Pues sí. Parece que otra vez Zidane va a poner punto y final a su estancia en el Real Madrid. Aún queda saber si lo hará revalidando el título de Liga. Pero esta vez Zidane no se irá por la puerta grande y tras haber cuajado una segunda etapa memorable. Lo cierto es que, para ser claros, esta segunda etapa de Zidane puede plasmarse por una sola idea: falta de innovación.

Cuando Zidane se fue el 1 de junio de 2018 lo hizo tras conocer que Cristiano Ronaldo se marchaba a la Juventus. Zidane alegó en rueda de prensa que el club debía mejorar y que sólo podía ir a más si él se marchaba del club. El hombre de las tres Champions dejaba un listón muy alto.

Pero cuando a comienzos de 2019 Florentino vuelve a confiarle los mandos a Zidane se esperaba a un Zidane más renovado. Un Zidane más preparado para una segunda etapa al frente del banquillo más exigente del mundo y frente a una plantilla que prácticamente era la misma que él había abandonado meses atrás. Zidane hizo su elección personal, ojeó a todos los jugadores y tomó una decisión. Trajo caras nuevas, caras que no han dejado esa sensación que dejaban otros fichajes.

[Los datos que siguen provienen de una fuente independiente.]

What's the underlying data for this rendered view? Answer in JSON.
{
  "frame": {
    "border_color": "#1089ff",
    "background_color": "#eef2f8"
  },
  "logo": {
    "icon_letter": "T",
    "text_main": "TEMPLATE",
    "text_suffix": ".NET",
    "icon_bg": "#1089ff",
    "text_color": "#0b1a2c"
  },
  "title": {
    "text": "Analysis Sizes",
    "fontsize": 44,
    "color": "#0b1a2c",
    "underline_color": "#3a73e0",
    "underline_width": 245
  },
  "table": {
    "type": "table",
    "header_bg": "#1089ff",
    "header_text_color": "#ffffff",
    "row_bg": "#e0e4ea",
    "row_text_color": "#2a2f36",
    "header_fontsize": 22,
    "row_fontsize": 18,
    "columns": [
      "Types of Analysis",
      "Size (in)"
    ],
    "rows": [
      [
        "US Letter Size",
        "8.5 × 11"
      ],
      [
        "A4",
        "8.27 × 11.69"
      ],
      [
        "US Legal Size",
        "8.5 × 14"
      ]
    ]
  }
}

No obstante, la pasada temporada del Real Madrid podría resumirse con una palabra: trabajo. Tras el confinamiento el equipo volvió más serio, mucho más trabajador y fruto de ello fue llevarse la liga. Como dijo Sergio Ramos en la segunda temporada de su documental, “era la liga del coronavirus y la ganó el Madrid”. No obstante, desde las casas de todos los madridistas se espera una innovación por parte de Zidane. Y lo cierto es que durante todo el tiempo que Zidane estuvo inactivo, su mejoría y sus conocimientos como entrenador han sido nulos.

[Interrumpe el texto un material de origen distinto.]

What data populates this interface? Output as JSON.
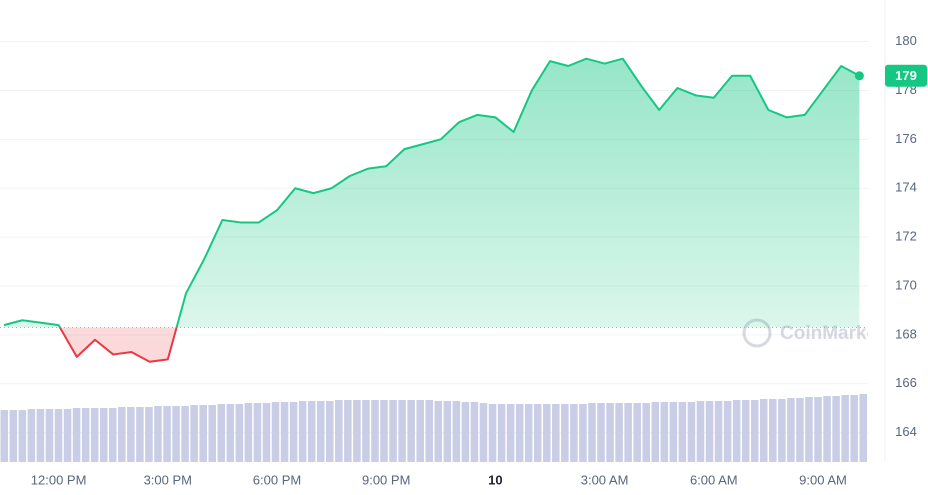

Aún parece que Zidane sigue pensando que va a ganar todos los partidos en el minuto 93. Sin hacer cambios hasta los últimos diez minutos o sacando a jugadores como Rodrygo para que jueguen en el descuento. Zidane no ha innovado ni ha ido dando minutos a los jugadores que menos lo hacían. Sino que ha desgastado y apurado la maquina hasta que ya no ha podido más.

Y lo peor de todo, es que esa situación ha sido provocada por él mismo al prescindir de jugadores que quizás sí tenían un hueco en el Real Madrid. Porque qué bien habría venido tener a Achraf frente al Chelsea y no forzar al pobre Vinicius, que bastantes problemas tiene ya con su puntería. O por qué no haber echado el resto por Pogba y tener a un centrocampista más en el que confiar y no tener que fruncir el ceño por tener que dar minutos a Isco.

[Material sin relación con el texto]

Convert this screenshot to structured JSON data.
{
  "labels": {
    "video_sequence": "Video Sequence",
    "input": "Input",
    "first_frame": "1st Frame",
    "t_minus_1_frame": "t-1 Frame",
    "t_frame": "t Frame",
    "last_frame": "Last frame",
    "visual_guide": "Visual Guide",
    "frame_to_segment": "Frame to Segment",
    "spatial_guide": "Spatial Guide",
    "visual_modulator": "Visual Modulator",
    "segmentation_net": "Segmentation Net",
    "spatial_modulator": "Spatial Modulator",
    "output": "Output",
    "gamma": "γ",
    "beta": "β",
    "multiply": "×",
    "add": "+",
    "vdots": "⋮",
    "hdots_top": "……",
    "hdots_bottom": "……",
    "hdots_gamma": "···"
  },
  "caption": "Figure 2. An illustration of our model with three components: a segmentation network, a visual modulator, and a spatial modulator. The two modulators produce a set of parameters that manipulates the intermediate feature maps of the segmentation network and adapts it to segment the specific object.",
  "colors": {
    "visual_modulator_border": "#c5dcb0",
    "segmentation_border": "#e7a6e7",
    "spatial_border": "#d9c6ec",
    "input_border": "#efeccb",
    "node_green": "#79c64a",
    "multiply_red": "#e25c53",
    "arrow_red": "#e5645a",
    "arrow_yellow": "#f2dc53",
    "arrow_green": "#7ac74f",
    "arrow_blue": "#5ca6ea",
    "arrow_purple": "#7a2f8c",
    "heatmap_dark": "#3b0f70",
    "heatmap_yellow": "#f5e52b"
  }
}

Pero lo hecho, hecho esta y ahora Zidane parece estar listo para otra espantada. Sin embargo, el aficionado madridista está preparado. Sabe que Zidane no va a seguir. Y por supuesto, sabe que después de esta temporada tan previsible desde el inicio, las ganas de una nueva renovación (esta vez de verdad) están en el aire.